Budapest Rrenaissance: How The Hungarian Capital Got Its Groove Back

As with most legendary events, it’s difficult to separate fact from fiction when taking measure of Budapest’s Sziget Festival. The annual music-and-arts extravaganza is said to be the biggest, longest and most diverse music festival in Europe. Set on Old Buda Island in the middle of the Danube, Sziget (which means “island”) draws up to 500,000 people. The line-up for this year’s performances was stellar: including Ed Sheeran, Foo Fighters, Martin Garrix, Macklemore, Twenty One Pilots, Foo Fighters and The National.

Still, it’s not hard to find respite from the revelry. Five miles south along the Danube you’ll find the heart of old-world sophistication at the foot of Chain Bridge (Szechenyi lanchid), the first permanent Buda-Pest crossing.
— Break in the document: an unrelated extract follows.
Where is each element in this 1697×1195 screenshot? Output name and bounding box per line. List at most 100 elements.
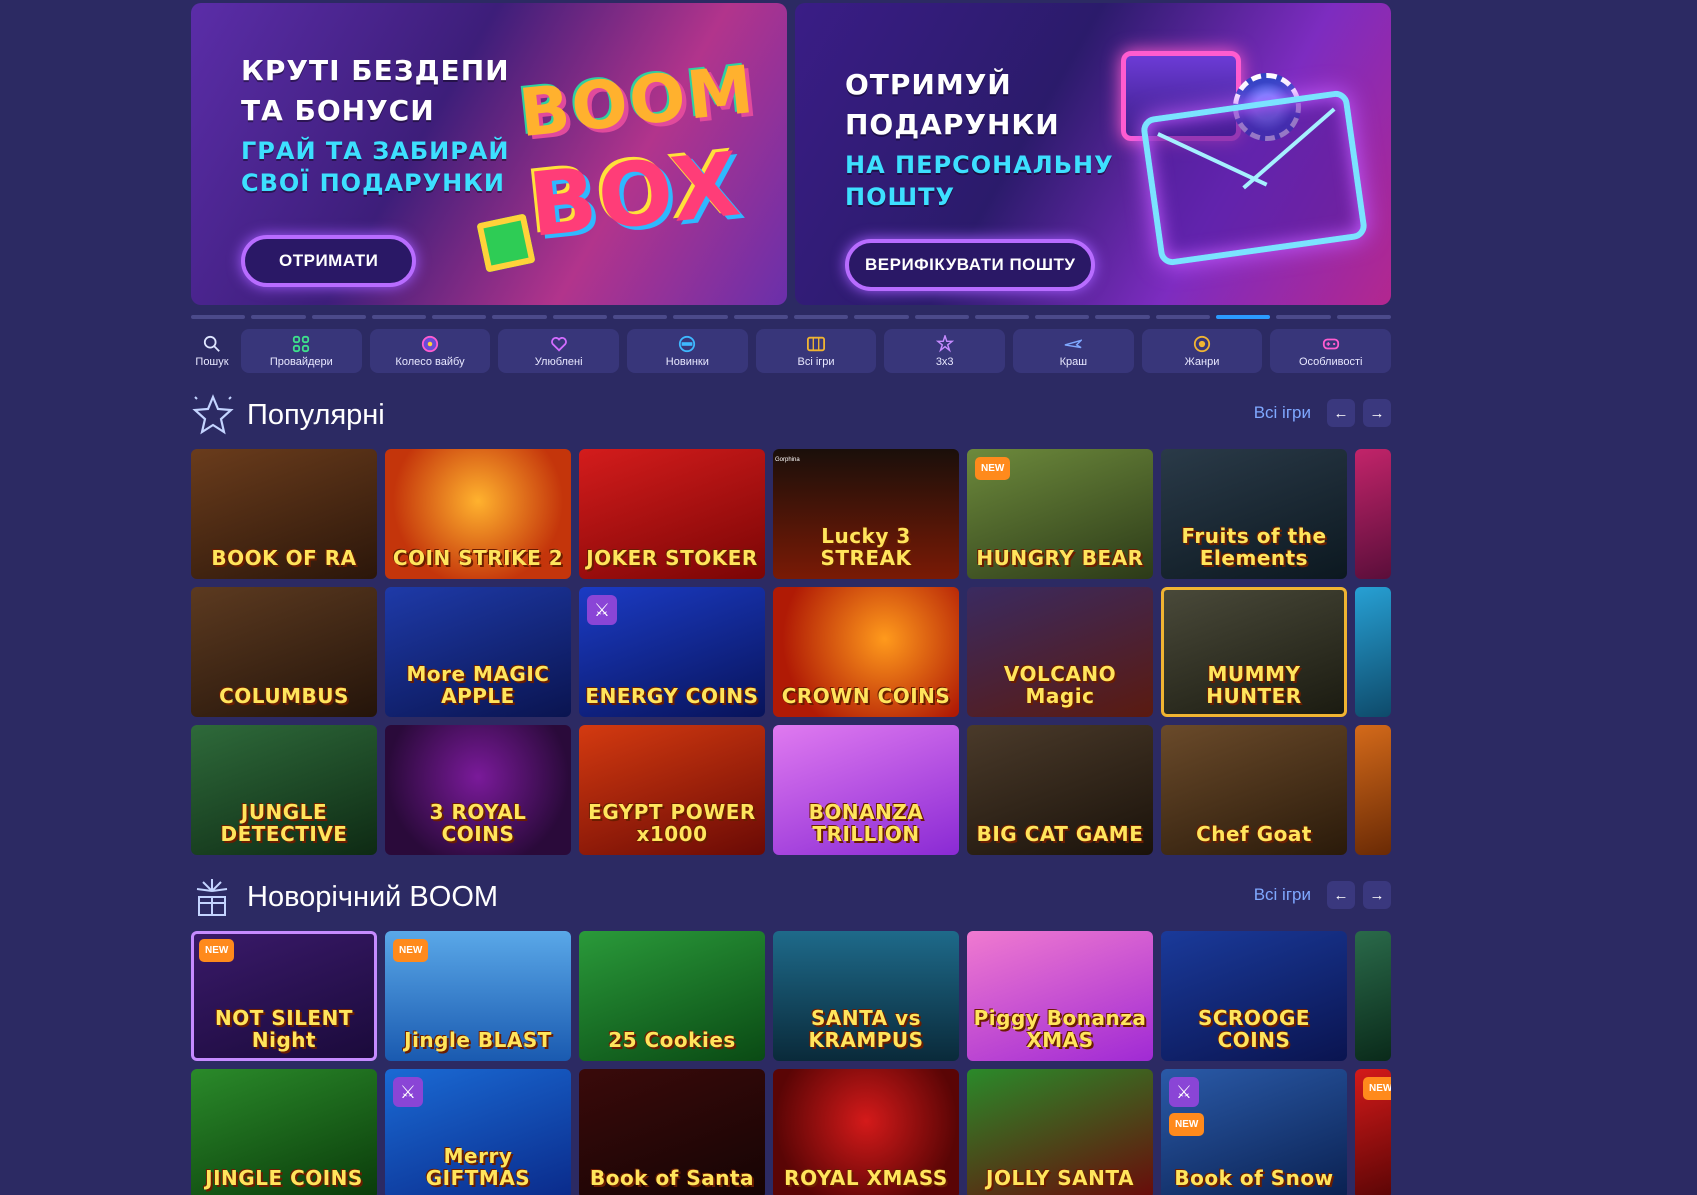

On the Pest side, Four Seasons Gresham Palace is the most glamorous lodging in town. A spectacularly restored Art Nouveau showpiece, the building was Budapest’s most prestigious residential address when built by the Gresham Life Assurance Co. in 1906 as their foreign headquarters plus apartments.

World War II kindled the decline of Gresham Palace — its famous iron peacock gates were literally blown off their hinges as the Germans blasted the Chain Bridge. Now new peacock gates honor the originals: after two years of reconstruction, the Four Seasons re-opened the Gresham in 2004. The splendor of the restoration is in the details — the lobby’s soaring glass-domed ceiling that dangles a chandelier of Bohemian crystal leaves; stained glass windows through three grand stairwells; and tile mosaic floors in the hotel atrium.

Of the 179 rooms, those facing the Danube command the best views in Budapest, including the balconied Presidential Suite that features an imposing marble fireplace, gilded ceilings and dining room plus kitchen with separate staff entrance. What was once the unused portion of the vaulted roof now houses the hotel’s spa, centered around a raised infinity pool whose water spills into a moat of ebony rocks. Or you could also retire to the bar with a shot of Palinka, a 40-proof Hungarian brandy made from fruit. The hotel also has a fine Italian restaurant, Pava (meaning peacock), and a traditional coffeehouse that was a staple of the original Gresham Palace.

The arrival of Four Seasons was just the beginning of a building boom that now has Budapest buzzing with cranes and construction crews. Poised to convert to the euro within the next few years, international investors are racing to pour money into the city, and already, a fashion district has started to take shape with Gucci, Cavalli and Armani slated to move in this fall.

If you still want to find a slice of old Budapest though, meander through the historic downtown to a treed square along Gerloczy street. On the ground floor of an 1892 building is Gerloczy Cafe and Brasserie, whose tables spill onto the sidewalk. Just recently, the three floors above the eatery — connected by a romantic spiral staircase — were converted into a hotel with 15 stylishly furnished guestrooms, three of which have French doors leading to iron-railed balconies. You’d be forgiven for thinking you’ve walked into a Parisian scene — Spielberg used Gerloczy as the location of a Paris café in the movie Munich.